Bioethanol is an alcohol made by fermentation, mostly from carbohydrates produced in sugar or starch crops such as corn or sugarcane. Cellulosic biomass, derived from non-food sources, such as trees and grasses, is also being developed as a feedstock for ethanol production. Ethanol can be used as a fuel for vehicles in its pure form, but it is usually used as a gasoline additive to increase octane and improve vehicle emissions. Bioethanol is widely used in the USA and in Brazil. Current plant design does not provide for converting the lignin portion of plant raw materials to fuel components by fermentation.
Biodiesel is made from vegetable oils and animal fats. Biodiesel can be used as a fuel for vehicles in its pure form, but it is usually used as a diesel additive to reduce levels of particulates, carbon monoxide, and hydrocarbons from diesel-powered vehicles.

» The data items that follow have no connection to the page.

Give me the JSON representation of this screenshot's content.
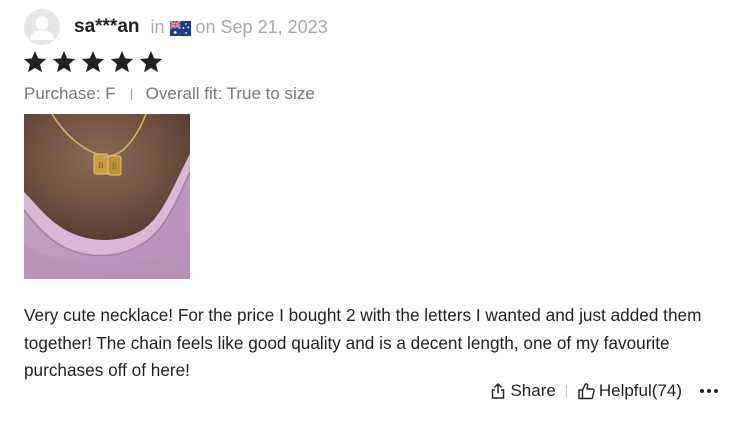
{
  "review": {
    "username": "sa***an",
    "location_prefix": "in",
    "country_flag_icon": "australia-flag-icon",
    "date_text": "on Sep 21, 2023",
    "rating": 5,
    "rating_max": 5,
    "purchase": "Purchase: F",
    "overall_fit": "Overall fit: True to size",
    "photo_description_icon": "review-photo",
    "text": "Very cute necklace! For the price I bought 2 with the letters I wanted and just added them together! The chain feels like good quality and is a decent length, one of my favourite purchases off of here!",
    "actions": {
      "share_label": "Share",
      "share_icon": "share-icon",
      "helpful_label": "Helpful(74)",
      "helpful_icon": "thumbs-up-icon",
      "more_icon": "more-icon"
    }
  },
  "colors": {
    "text_primary": "#222222",
    "text_muted": "#a8a8a8",
    "text_secondary": "#777777",
    "star": "#222222",
    "avatar_bg": "#e6e6e6"
  }
}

Biodiesel is produced from oils or fats using transesterification and is the most common biofuel in Europe.
In 2010, worldwide biofuel production reached 105 billion liters (28 billion gallons US), up 17% from 2009, and biofuels provided 2.7% of the world's fuels for road transport, a contribution largely made up of ethanol and biodiesel. Global ethanol fuel production reached 86 billion liters (23 billion gallons US) in 2010, with the United States and Brazil as the world's top producers, accounting together for 90% of global production. The world's largest biodiesel producer is the European Union, accounting for 53% of all biodiesel production in 2010. As of 2011, mandates for blending biofuels exist in 31 countries at the national level and in 29 states or provinces. The International Energy Agency has a goal for biofuels to meet more than a quarter of world demand for transportation fuels by 2050 to reduce dependence on petroleum and coal.
Geothermal energy is thermal energy generated and stored in the Earth. Thermal energy is the energy that determines the temperature of matter. The geothermal energy of the Earth's crust originates from the original formation of the planet (20%) and from radioactive decay of minerals (80%). The geothermal gradient, which is the difference in temperature between the core of the planet and its surface, drives a continuous conduction of thermal energy in the form of heat from the core to the surface. The adjective geothermal originates from the Greek roots γη (ge), meaning earth, and θερμος (thermos), meaning hot.
Earth's internal heat is thermal energy generated from radioactive decay and continual heat loss from Earth's formation. Temperatures at the core-mantle boundary may reach over 4000 °C (7,200 °F). The high temperature and pressure in Earth's interior cause some rock to melt and solid mantle to behave plastically, resulting in portions of mantle convecting upward since it is lighter than the surrounding rock. Rock and water is heated in the crust, sometimes up to 370 °C (700 °F).
From hot springs, geothermal energy has been used for bathing since Paleolithic times and for space heating since ancient Roman times, but it is now better known for electricity generation. Worldwide, 11,400 megawatts (MW) of geothermal power is online in 24 countries in 2012. An additional 28 gigawatts of direct geothermal heating capacity is installed for district heating, space heating, spas, industrial processes, desalination and agricultural applications in 2010.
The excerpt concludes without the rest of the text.